The book is thematically organized around these five presuppositions with lengthy descriptions and discussion dedicated to each one. However, on the one hand, although Susen is heralded as the saviour of postmodernism, on the other hand, and perhaps this is not a surprise, the book does not hold back from reflexive criticism. For many perhaps, the most damning criticism reiterates Delanty’s argument in Modernity and Postmodernity (2000) that by delegitimizing any grand narratives beyond cosmopolitanism, postmodernism runs parallel to the rise of post-Fordism and neoliberal perspectives and serves to legitimize the deregulation and ruthlessness of casino capitalism. By failing to reveal and criticize new global powers of social domination and social citizenship disentitlements, it appears postmodernism contributes to an acceptance of homelessness, poverty and social division in ghettoes or hyper-ghettoes. This is because, as a set of discourses and perspectives across the arts and social sciences, postmodernism is understood to be ‘devoid of politics in the purposive, coordinated, and projective sense’ (p. 257, emphasis in original). It is worth remarking at this point, that although there are several index references to gender and feminisms including postfeminism, there is no reference to patriarchy. All this leaves postmodernism open or weak to what Susen identifies as normative limitations (p. 279), especially when contrasted with modernism as an unfinished and self-critical project with emancipatory potential at the individual and societal levels. Indeed, on the one hand, modernism involves critical thinking about the empowering and disempowering aspects of modernity, whereas according to Susen, postmodernism needs to recognize the emancipatory aspect of the modernist project in order to fully help the social sciences to fulfil their remit to advance the study of humanity. Susen, as a prominent advocate of postmodernism, suggests a way forward beyond sceptical irony or agnosticism about the emancipatory potential of modernity towards a new emancipatory project of postmodernism. In the absence of such a shift, postmodernism struggles to challenge the normative and ubiquitous emancipatory narratives of the free market.

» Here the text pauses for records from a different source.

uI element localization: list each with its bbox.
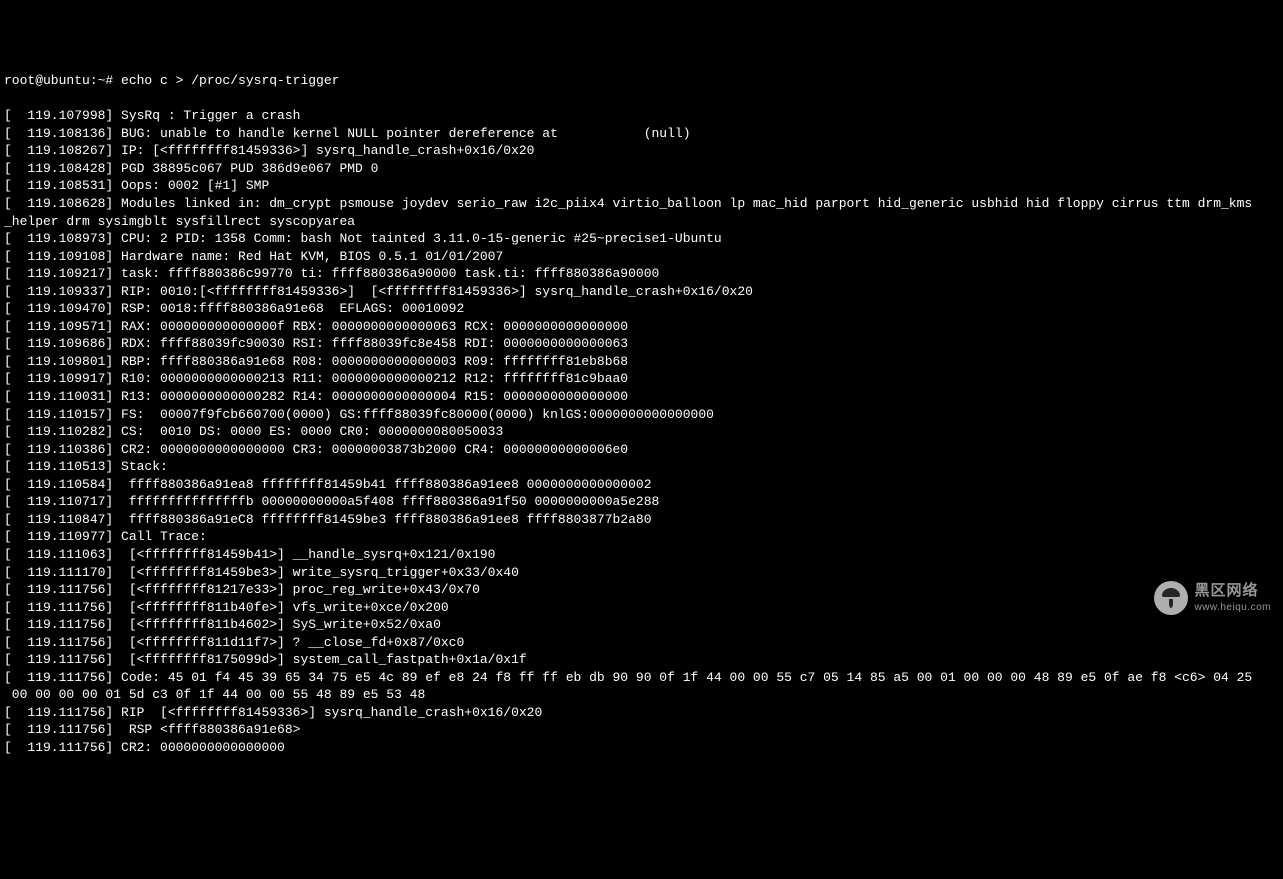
output-line: [ 119.109917] R10: 0000000000000213 R11:…	[4, 370, 1279, 388]
output-line: [ 119.111756] [<ffffffff811b4602>] SyS_w…	[4, 616, 1279, 634]
output-line: [ 119.109470] RSP: 0018:ffff880386a91e68…	[4, 300, 1279, 318]
output-line: [ 119.110717] fffffffffffffffb 000000000…	[4, 493, 1279, 511]
output-line: [ 119.111756] CR2: 0000000000000000	[4, 739, 1279, 757]
output-line: [ 119.109108] Hardware name: Red Hat KVM…	[4, 248, 1279, 266]
output-line: [ 119.111756] RSP <ffff880386a91e68>	[4, 721, 1279, 739]
output-line: [ 119.110977] Call Trace:	[4, 528, 1279, 546]
output-line: [ 119.111063] [<ffffffff81459b41>] __han…	[4, 546, 1279, 564]
mushroom-icon	[1154, 581, 1188, 615]
watermark-text: 黑区网络 www.heiqu.com	[1194, 581, 1271, 615]
output-line: [ 119.108136] BUG: unable to handle kern…	[4, 125, 1279, 143]
output-line: [ 119.108973] CPU: 2 PID: 1358 Comm: bas…	[4, 230, 1279, 248]
output-line: [ 119.109217] task: ffff880386c99770 ti:…	[4, 265, 1279, 283]
output-line: [ 119.110386] CR2: 0000000000000000 CR3:…	[4, 441, 1279, 459]
output-line: [ 119.110847] ffff880386a91eC8 ffffffff8…	[4, 511, 1279, 529]
command-prompt: root@ubuntu:~# echo c > /proc/sysrq-trig…	[4, 72, 1279, 90]
watermark-sub-label: www.heiqu.com	[1194, 601, 1271, 615]
output-line: [ 119.109801] RBP: ffff880386a91e68 R08:…	[4, 353, 1279, 371]
kernel-output: [ 119.107998] SysRq : Trigger a crash[ 1…	[4, 107, 1279, 756]
output-line: [ 119.111756] [<ffffffff8175099d>] syste…	[4, 651, 1279, 669]
output-line: [ 119.108267] IP: [<ffffffff81459336>] s…	[4, 142, 1279, 160]
output-line: [ 119.109686] RDX: ffff88039fc90030 RSI:…	[4, 335, 1279, 353]
output-line: [ 119.108428] PGD 38895c067 PUD 386d9e06…	[4, 160, 1279, 178]
output-line: [ 119.111756] Code: 45 01 f4 45 39 65 34…	[4, 669, 1279, 687]
output-line: _helper drm sysimgblt sysfillrect syscop…	[4, 213, 1279, 231]
output-line: [ 119.109571] RAX: 000000000000000f RBX:…	[4, 318, 1279, 336]
output-line: [ 119.108531] Oops: 0002 [#1] SMP	[4, 177, 1279, 195]
output-line: [ 119.108628] Modules linked in: dm_cryp…	[4, 195, 1279, 213]
output-line: [ 119.111170] [<ffffffff81459be3>] write…	[4, 564, 1279, 582]
output-line: 00 00 00 00 01 5d c3 0f 1f 44 00 00 55 4…	[4, 686, 1279, 704]
output-line: [ 119.110157] FS: 00007f9fcb660700(0000)…	[4, 406, 1279, 424]
watermark: 黑区网络 www.heiqu.com	[1154, 581, 1271, 615]
output-line: [ 119.111756] RIP [<ffffffff81459336>] s…	[4, 704, 1279, 722]
output-line: [ 119.110584] ffff880386a91ea8 ffffffff8…	[4, 476, 1279, 494]
output-line: [ 119.110513] Stack:	[4, 458, 1279, 476]
output-line: [ 119.107998] SysRq : Trigger a crash	[4, 107, 1279, 125]
output-line: [ 119.109337] RIP: 0010:[<ffffffff814593…	[4, 283, 1279, 301]
output-line: [ 119.110282] CS: 0010 DS: 0000 ES: 0000…	[4, 423, 1279, 441]
output-line: [ 119.111756] [<ffffffff81217e33>] proc_…	[4, 581, 1279, 599]
watermark-main-label: 黑区网络	[1194, 581, 1271, 601]
output-line: [ 119.111756] [<ffffffff811b40fe>] vfs_w…	[4, 599, 1279, 617]
output-line: [ 119.111756] [<ffffffff811d11f7>] ? __c…	[4, 634, 1279, 652]
output-line: [ 119.110031] R13: 0000000000000282 R14:…	[4, 388, 1279, 406]
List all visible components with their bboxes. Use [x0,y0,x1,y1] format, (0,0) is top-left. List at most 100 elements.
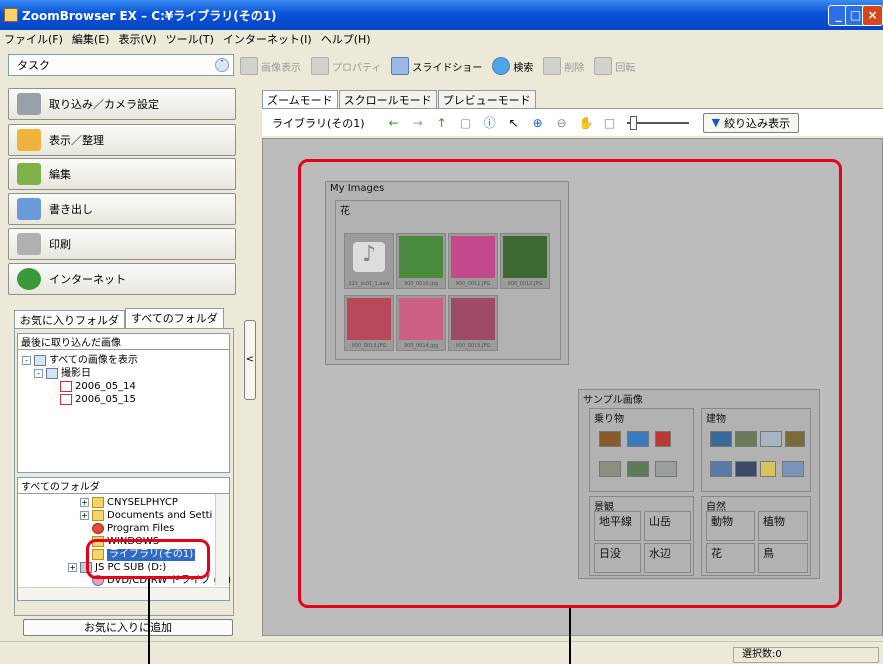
sunset-group[interactable]: 日没 [594,543,641,573]
waterside-group[interactable]: 水辺 [644,543,691,573]
menu-tools[interactable]: ツール(T) [166,31,214,47]
print-button[interactable]: 印刷 [8,228,236,260]
zoom-out-icon[interactable]: ⊖ [555,116,569,130]
building-thumb[interactable] [785,431,805,447]
internet-button[interactable]: インターネット [8,263,236,295]
building-thumb[interactable] [710,431,732,447]
folder-scrollbar[interactable] [215,494,229,586]
tree-item-date-2[interactable]: 2006_05_15 [22,393,138,406]
nature-group[interactable]: 自然 動物 植物 花 鳥 [701,496,811,576]
search-button[interactable]: 検索 [492,57,533,75]
zoom-slider-thumb[interactable] [629,115,637,130]
up-arrow-icon[interactable]: ↑ [435,116,449,130]
buildings-group[interactable]: 建物 [701,408,811,492]
tab-favorite-folders[interactable]: お気に入りフォルダ [14,310,125,328]
rotate-button[interactable]: 回転 [594,57,635,75]
building-thumb[interactable] [710,461,732,477]
tree-item-windows[interactable]: WINDOWS [80,535,231,548]
expand-icon[interactable]: + [80,511,89,520]
chevron-left-icon[interactable]: < [246,354,254,365]
forward-arrow-icon[interactable]: → [411,116,425,130]
vehicle-thumb[interactable] [627,461,649,477]
thumbnail[interactable]: 900_0012.JPG [500,233,550,289]
expand-icon[interactable]: + [68,563,77,572]
menu-help[interactable]: ヘルプ(H) [321,31,371,47]
building-thumb[interactable] [735,461,757,477]
menu-edit[interactable]: 編集(E) [72,31,110,47]
zoom-in-icon[interactable]: ⊕ [531,116,545,130]
animals-group[interactable]: 動物 [706,511,755,541]
building-thumb[interactable] [760,461,776,477]
view-organize-button[interactable]: 表示／整理 [8,124,236,156]
tree-label-all-images: すべての画像を表示 [49,354,138,366]
tab-scroll-mode[interactable]: スクロールモード [338,90,437,108]
zoom-slider[interactable] [626,115,689,130]
tree-item-shot-date[interactable]: - 撮影日 [22,367,138,380]
properties-button[interactable]: プロパティ [311,57,381,75]
thumbnail[interactable]: 900_0013.JPG [344,295,394,351]
import-camera-settings-button[interactable]: 取り込み／カメラ設定 [8,88,236,120]
tree-item-cnyselphycp[interactable]: + CNYSELPHYCP [80,496,231,509]
back-arrow-icon[interactable]: ← [387,116,401,130]
tree-item-library[interactable]: ライブラリ(その1) [80,548,231,561]
menu-internet[interactable]: インターネット(I) [223,31,312,47]
menu-file[interactable]: ファイル(F) [4,31,63,47]
building-thumb[interactable] [760,431,782,447]
sample-images-group[interactable]: サンプル画像 乗り物 建物 景観 地平線 山岳 日没 水辺 自然 動物 植物 花… [578,389,820,579]
menu-view[interactable]: 表示(V) [118,31,156,47]
my-images-group[interactable]: My Images 花 ♪ 221_ss01_1.aaw 900_0010.jpg 9… [325,181,569,365]
tree-item-date-1[interactable]: 2006_05_14 [22,380,138,393]
folder-hscrollbar[interactable] [18,587,229,600]
printer-icon [17,233,41,255]
collapse-icon[interactable]: - [34,369,43,378]
mountain-group[interactable]: 山岳 [644,511,691,541]
tab-zoom-mode[interactable]: ズームモード [262,90,338,108]
expand-icon[interactable]: + [80,498,89,507]
tree-item-program-files[interactable]: Program Files [80,522,231,535]
birds-group[interactable]: 鳥 [758,543,808,573]
plants-group[interactable]: 植物 [758,511,808,541]
horizon-group[interactable]: 地平線 [594,511,641,541]
export-button[interactable]: 書き出し [8,193,236,225]
filter-display-button[interactable]: ▼ 絞り込み表示 [702,112,800,133]
close-button[interactable]: × [862,5,883,26]
panel-collapse-handle[interactable]: < [244,320,256,400]
info-icon[interactable]: ⓘ [483,116,497,130]
vehicle-thumb[interactable] [655,431,671,447]
tree-item-all-images[interactable]: - すべての画像を表示 [22,354,138,367]
chevron-up-icon[interactable]: ˆ [215,58,229,72]
pointer-icon[interactable]: ↖ [507,116,521,130]
fit-icon[interactable]: □ [603,116,617,130]
thumbnail[interactable]: 900_0015.JPG [448,295,498,351]
task-dropdown[interactable]: タスク ˆ [8,54,234,76]
tab-preview-mode[interactable]: プレビューモード [437,90,536,108]
photo-image [347,298,391,340]
image-view-button[interactable]: 画像表示 [240,57,301,75]
collapse-icon[interactable]: - [22,356,31,365]
vehicle-thumb[interactable] [599,461,621,477]
thumbnail[interactable]: 900_0011.JPG [448,233,498,289]
add-favorite-button[interactable]: お気に入りに追加 [23,619,233,636]
building-thumb[interactable] [735,431,757,447]
vehicles-group[interactable]: 乗り物 [589,408,694,492]
thumbnail[interactable]: 900_0014.jpg [396,295,446,351]
flowers-group[interactable]: 花 [706,543,755,573]
slideshow-button[interactable]: スライドショー [391,57,482,75]
thumbnail[interactable]: 900_0010.jpg [396,233,446,289]
tree-item-drive-e[interactable]: DVD/CD-RW ドライブ (E:) [80,574,231,587]
tree-item-drive-d[interactable]: + JS PC SUB (D:) [68,561,231,574]
thumbnail[interactable]: ♪ 221_ss01_1.aaw [344,233,394,289]
select-mode-icon[interactable]: ▢ [459,116,473,130]
delete-button[interactable]: 削除 [543,57,584,75]
vehicle-thumb[interactable] [627,431,649,447]
edit-button[interactable]: 編集 [8,158,236,190]
building-thumb[interactable] [782,461,804,477]
flower-folder-group[interactable]: 花 ♪ 221_ss01_1.aaw 900_0010.jpg 900_0011.JP… [335,200,561,360]
zoom-view-canvas[interactable]: My Images 花 ♪ 221_ss01_1.aaw 900_0010.jpg 9… [262,138,883,636]
tree-item-documents[interactable]: + Documents and Setti [80,509,231,522]
hand-icon[interactable]: ✋ [579,116,594,130]
vehicle-thumb[interactable] [655,461,677,477]
scenery-group[interactable]: 景観 地平線 山岳 日没 水辺 [589,496,694,576]
tab-all-folders[interactable]: すべてのフォルダ [125,308,224,328]
vehicle-thumb[interactable] [599,431,621,447]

This book is researched well, and fulfils its postmodern function as a product by being a pleasure to hold, look at and read. Palgrave Macmillan has produced a stylish grey/black cover with a contrasting pink spine. The book is useful for PhD students because it gives an overarching introduction to contemporary debates and critical thinking on epistemology and methodology in sociology, politics and history. For some, the book may symbolize an epitaph for postmodernism whereas for others it may signal a rallying cry, but for many the book will serve as a useful reference source about contemporary critical thinking in the social sciences.